New York

Thomas Rose

Rosa Esman Gallery

Thomas Rose reveals himself as a constructor of provocative psychological spaces in this recent group of six pieces. Installed against the wall, each large relief (the smallest measures 72 1/2 by 47 3/4 by 5 inches) mixes references to various real and ideal realms of architecture, with lively results. The piece titled it was compounded by small movements or adjustments, 1980, is telling of the artist’s approach: bringing to mind a stage set, it is rich in dramatic, intensifying relationships, both formal and emotive, among the parts. There are three main structural divisions: two large, complementary but separated, trapezoidal canvases stand upright against the wall, their diagonal edges suggesting one-point perspective—the walls of a “room,” in this architectonic relief; two low-lying trapezoidal wood shapes, again through their suggestion of perspective, can be read as a floor; and, in the center foreground, a plywood wedge leans against the gallery wall and floor. It is left raw except for unevenly drawn lines which in trompe l’oeil fashion describe a stairway, and for the addition of a miniature chair and a stick on different “steps.”

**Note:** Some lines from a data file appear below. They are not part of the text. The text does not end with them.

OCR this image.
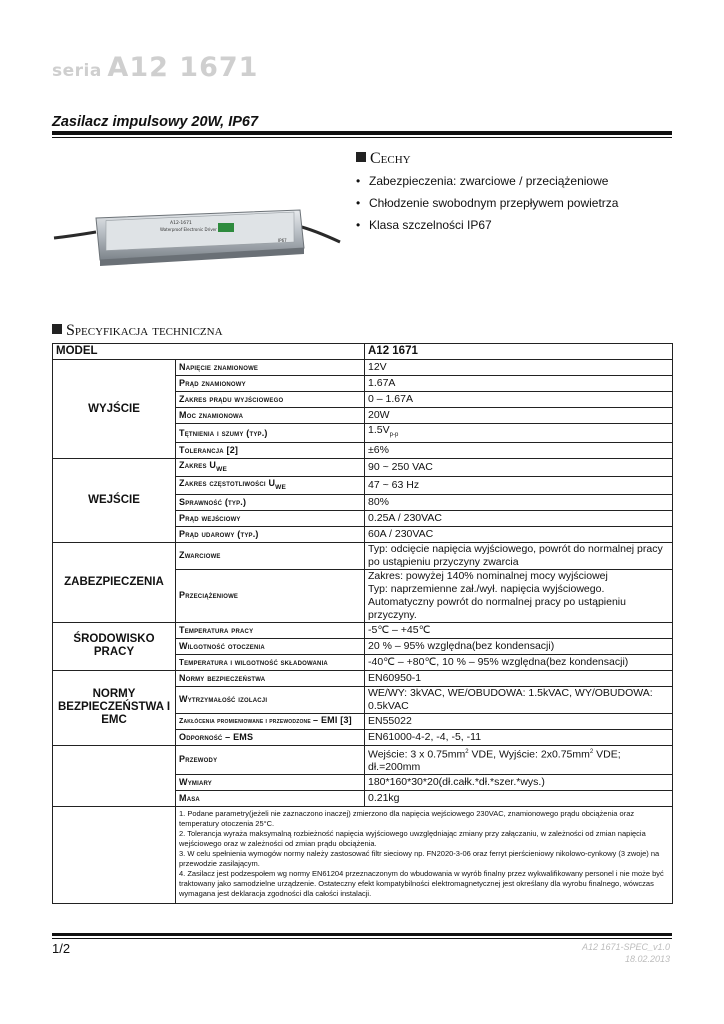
seria A12 1671
Zasilacz impulsowy 20W, IP67
A12-1671
Waterproof Electronic Driver
IP67
Cechy
• Zabezpieczenia: zwarciowe / przeciążeniowe
• Chłodzenie swobodnym przepływem powietrza
• Klasa szczelności IP67
Specyfikacja techniczna
MODEL		A12 1671
WYJŚCIE	Napięcie znamionowe	12V
	Prąd znamionowy	1.67A
	Zakres prądu wyjściowego	0 – 1.67A
	Moc znamionowa	20W
	Tętnienia i szumy (typ.)	$1.5V_{p-p}$
	Tolerancja [2]	±6%
WEJŚCIE	Zakres $U_{WE}$	90 ~ 250 VAC
	Zakres częstotliwości $U_{WE}$	47 ~ 63 Hz
	Sprawność (typ.)	80%
	Prąd wejściowy	0.25A / 230VAC
	Prąd udarowy (typ.)	60A / 230VAC
ZABEZPIECZENIA	Zwarciowe	Typ: odcięcie napięcia wyjściowego, powrót do normalnej pracy po ustąpieniu przyczyny zwarcia
	Przeciążeniowe	Zakres: powyżej 140% nominalnej mocy wyjściowej
Typ: naprzemienne zał./wył. napięcia wyjściowego. Automatyczny powrót do normalnej pracy po ustąpieniu przyczyny.

ŚRODOWISKO PRACY	Temperatura pracy	-5℃ – +45℃
	Wilgotność otoczenia	20 % – 95% względna(bez kondensacji)
	Temperatura i wilgotność składowania	-40℃ – +80℃, 10 % – 95% względna(bez kondensacji)
NORMY BEZPIECZEŃSTWA I EMC	Normy bezpieczeństwa	EN60950-1
	Wytrzymałość izolacji	WE/WY: 3kVAC, WE/OBUDOWA: 1.5kVAC, WY/OBUDOWA: 0.5kVAC
	Zakłócenia promieniowane i przewodzone – EMI [3]	EN55022
	Odporność – EMS	EN61000-4-2, -4, -5, -11
	Przewody	Wejście: 3 x $0.75mm^2$ VDE, Wyjście: $2x0.75mm^2$ VDE; dł.=200mm
	Wymiary	180*160*30*20(dł.całk.*dł.*szer.*wys.)
	Masa	0.21kg

	1. Podane parametry(jeżeli nie zaznaczono inaczej) zmierzono dla napięcia wejściowego 230VAC, znamionowego prądu obciążenia oraz temperatury otoczenia 25°C.
2. Tolerancja wyraża maksymalną rozbieżność napięcia wyjściowego uwzględniając zmiany przy załączaniu, w zależności od zmian napięcia wejściowego oraz w zależności od zmian prądu obciążenia.
3. W celu spełnienia wymogów normy należy zastosować filtr sieciowy np. FN2020-3-06 oraz ferryt pierścieniowy nikolowo-cynkowy (3 zwoje) na przewodzie zasilającym.
4. Zasilacz jest podzespołem wg normy EN61204 przeznaczonym do wbudowania w wyrób finalny przez wykwalifikowany personel i nie może być traktowany jako samodzielne urządzenie. Ostateczny efekt kompatybilności elektromagnetycznej jest określany dla wyrobu finalnego, wówczas wymagana jest deklaracja zgodności dla całości instalacji.	
1/2	A12 1671-SPEC_v1.0
18.02.2013
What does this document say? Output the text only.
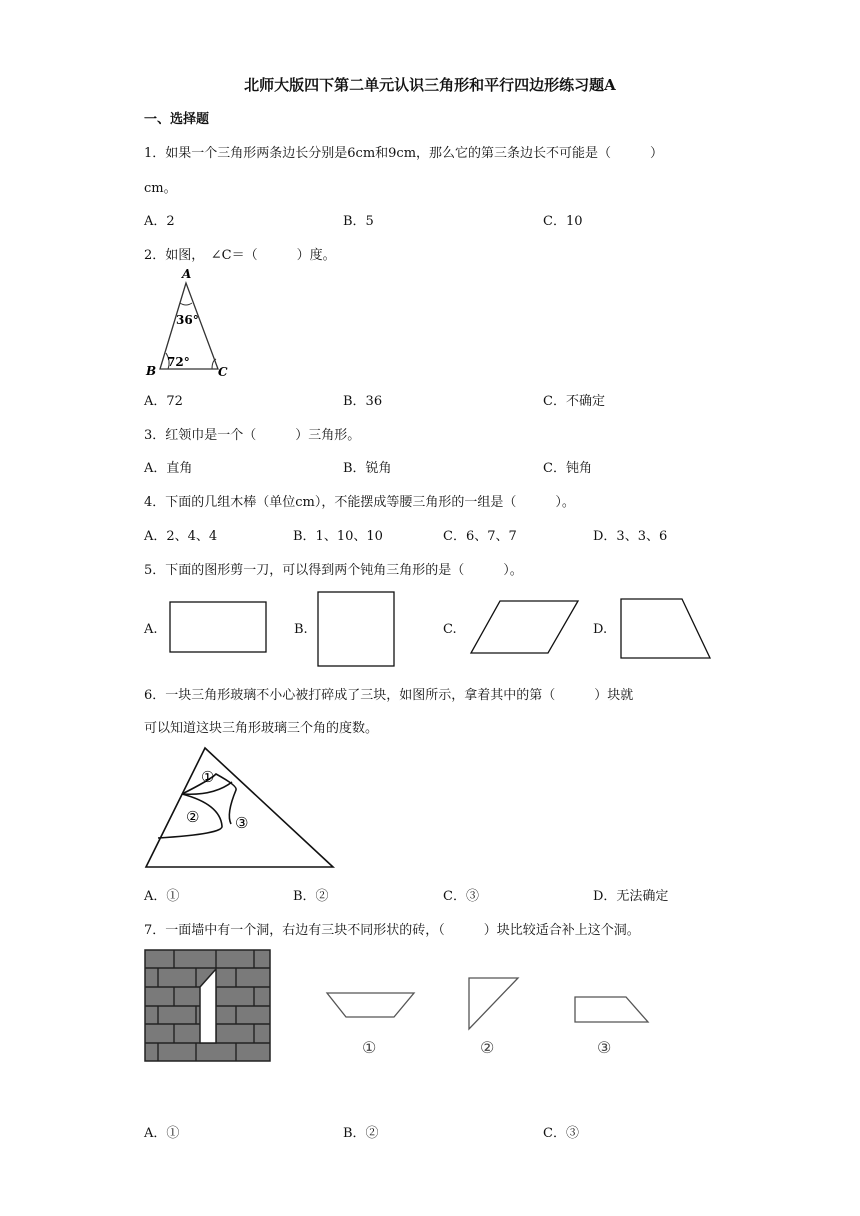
北师大版四下第二单元认识三角形和平行四边形练习题A
一、选择题
1．如果一个三角形两条边长分别是6cm和9cm，那么它的第三条边长不可能是（　　　）
cm。
A．2	B．5	C．10
2．如图，　∠C＝（　　　）度。
A
B	C
36°
72°
A．72	B．36	C．不确定
3．红领巾是一个（　　　）三角形。
A．直角	B．锐角	C．钝角
4．下面的几组木棒（单位cm），不能摆成等腰三角形的一组是（　　　）。
A．2、4、4	B．1、10、10	C．6、7、7	D．3、3、6
5．下面的图形剪一刀，可以得到两个钝角三角形的是（　　　）。
A.	B.	C.	D.
6．一块三角形玻璃不小心被打碎成了三块，如图所示，拿着其中的第（　　　）块就
可以知道这块三角形玻璃三个角的度数。
①
② ③
A．①	B．②	C．③	D．无法确定
7．一面墙中有一个洞，右边有三块不同形状的砖，（　　　）块比较适合补上这个洞。
①	②	③
A．①	B．②	C．③
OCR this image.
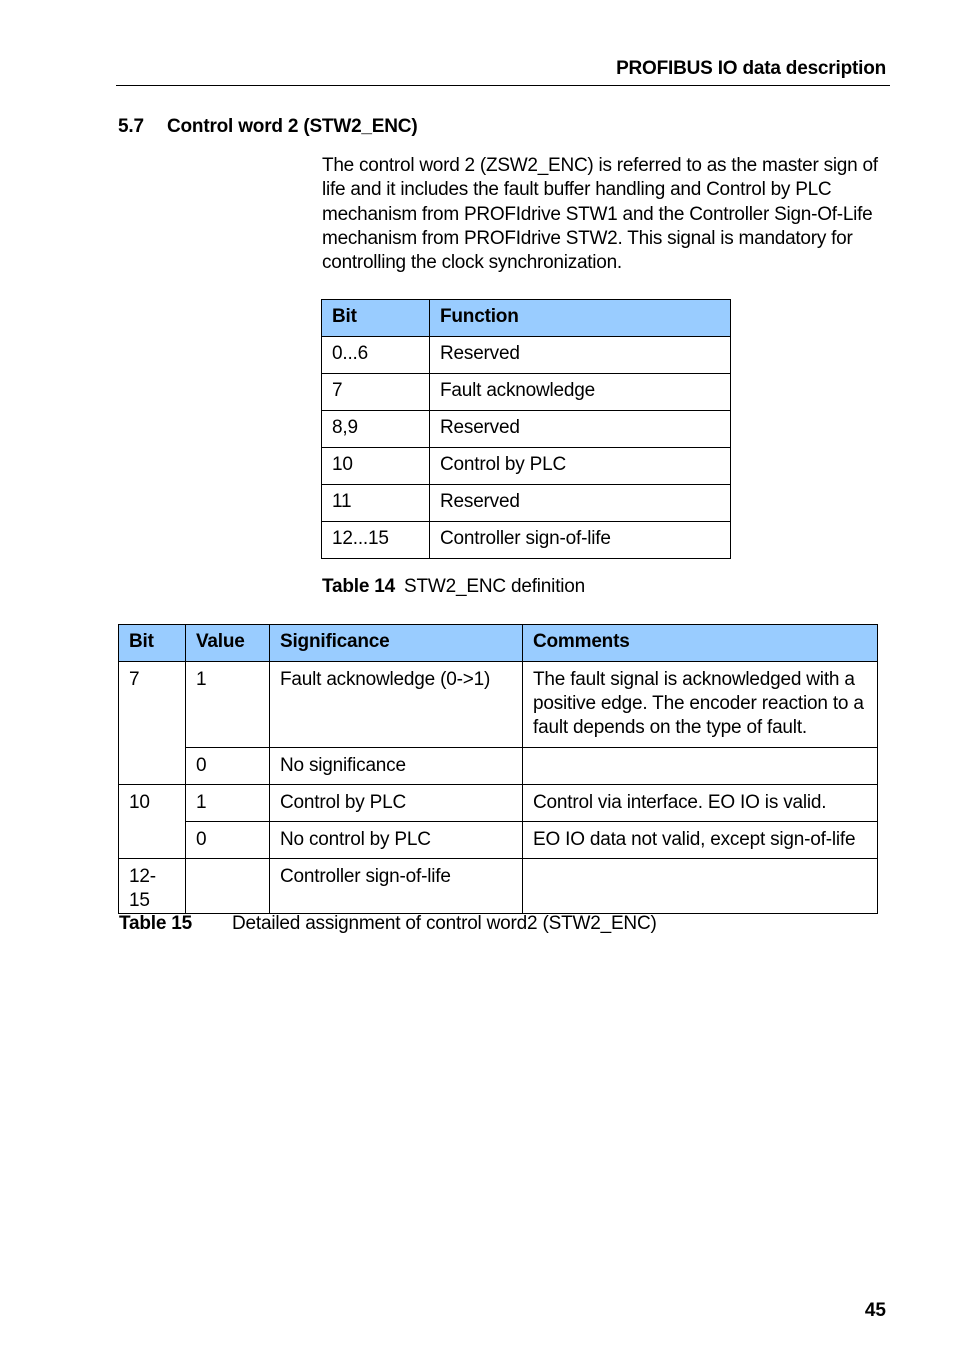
PROFIBUS IO data description
5.7 Control word 2 (STW2_ENC)
The control word 2 (ZSW2_ENC) is referred to as the master sign of life and it includes the fault buffer handling and Control by PLC mechanism from PROFIdrive STW1 and the Controller Sign-Of-Life mechanism from PROFIdrive STW2. This signal is mandatory for controlling the clock synchronization.
Bit	Function
0...6	Reserved
7	Fault acknowledge
8,9	Reserved
10	Control by PLC
11	Reserved
12...15	Controller sign-of-life
Table 14 STW2_ENC definition
Bit	Value	Significance	Comments
7	1	Fault acknowledge (0->1)	The fault signal is acknowledged with a positive edge. The encoder reaction to a fault depends on the type of fault.
	0	No significance	
10	1	Control by PLC	Control via interface. EO IO is valid.
	0	No control by PLC	EO IO data not valid, except sign-of-life
12-15		Controller sign-of-life	
Table 15 Detailed assignment of control word2 (STW2_ENC)
45
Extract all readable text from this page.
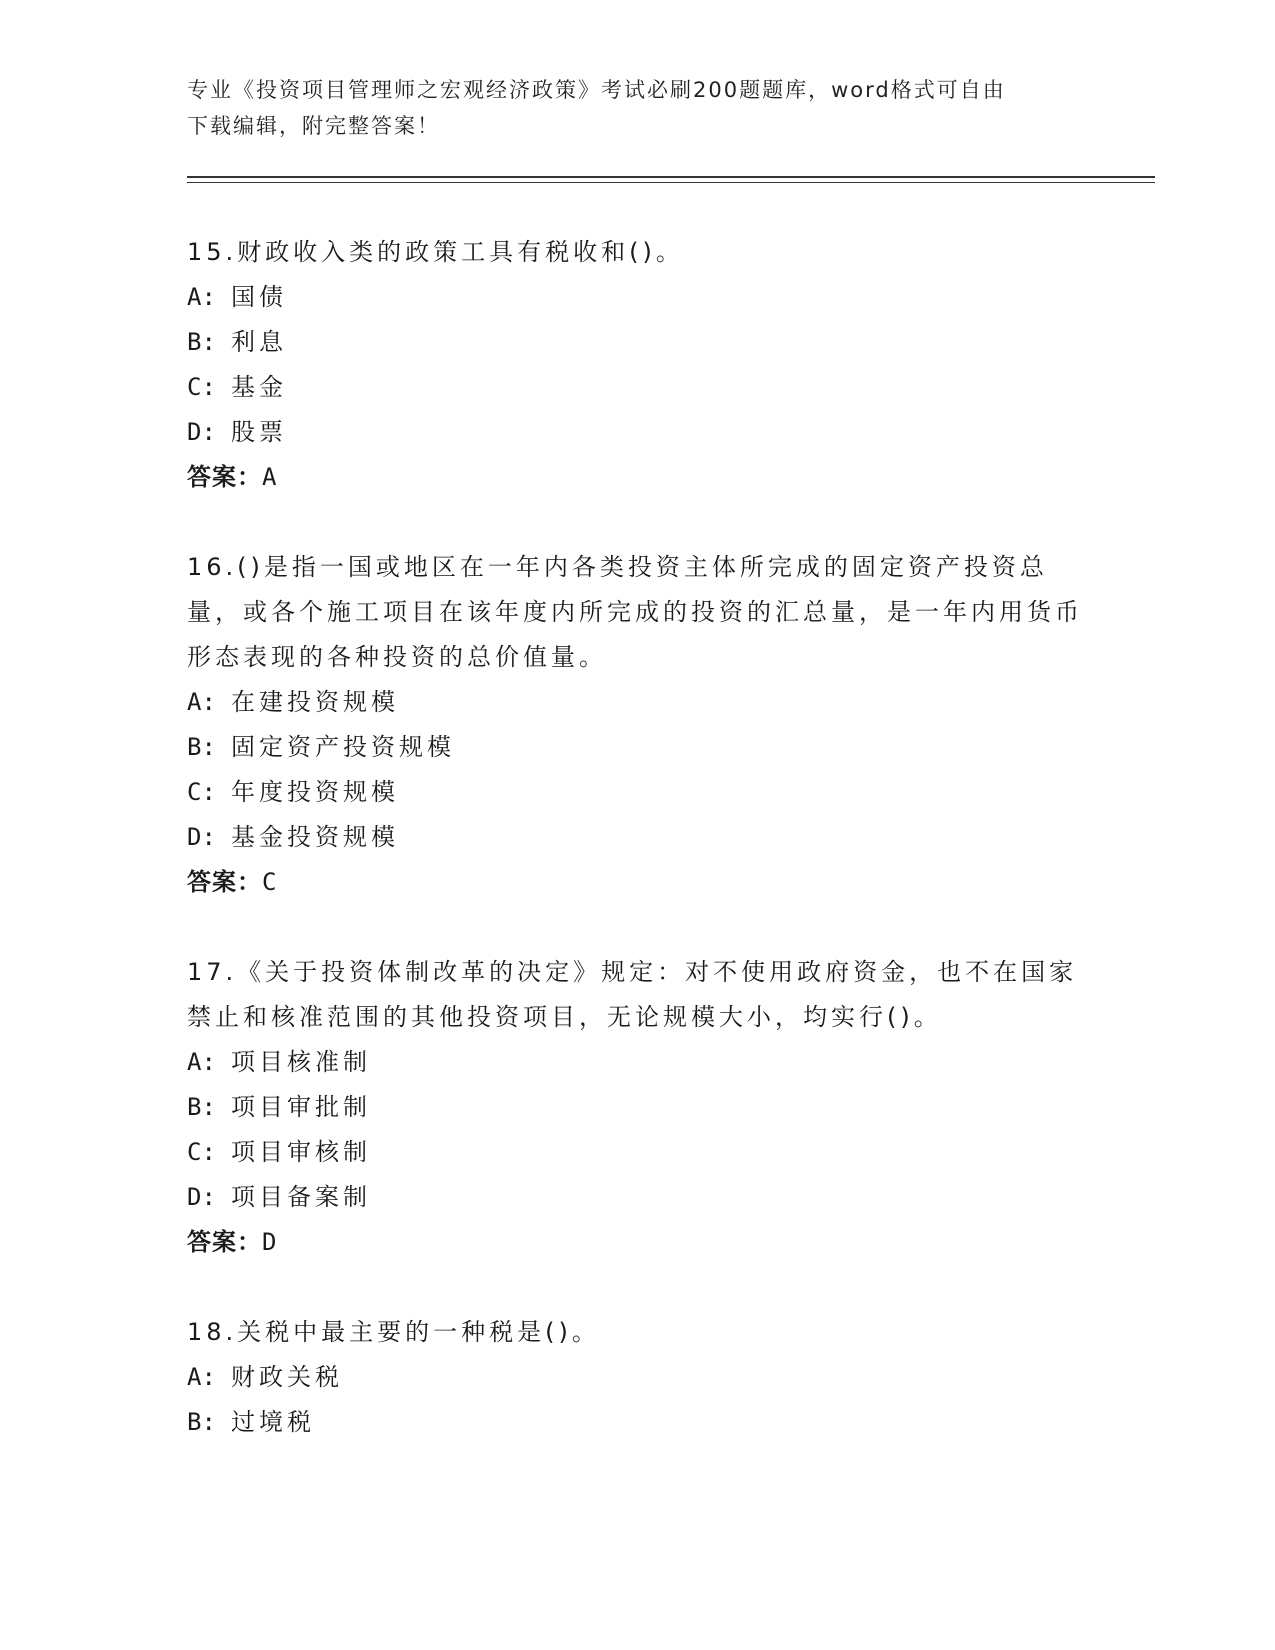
专业《投资项目管理师之宏观经济政策》考试必刷200题题库，word格式可自由
下载编辑，附完整答案！

15.财政收入类的政策工具有税收和()。

A: 国债
B: 利息
C: 基金
D: 股票

答案：A

16.()是指一国或地区在一年内各类投资主体所完成的固定资产投资总量，或各个施工项目在该年度内所完成的投资的汇总量，是一年内用货币形态表现的各种投资的总价值量。

A: 在建投资规模
B: 固定资产投资规模
C: 年度投资规模
D: 基金投资规模

答案：C

17.《关于投资体制改革的决定》规定：对不使用政府资金，也不在国家禁止和核准范围的其他投资项目，无论规模大小，均实行()。

A: 项目核准制
B: 项目审批制
C: 项目审核制
D: 项目备案制

答案：D

18.关税中最主要的一种税是()。

A: 财政关税
B: 过境税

Painted on the black “floor” and on the larger trapezoids is a perspectivally askew, texturally surfaced table. The surrounding “walls” abound with painted and constructed objects, including everyday and geometrical things: hangers, a guitar, different-colored triangles, and a T-square are among them. Scattered, they look as if flying in various ascending and descending patterns through an ominous black space—sketchy, shadowlike images amid solid, specific objects; the stuff of illusion.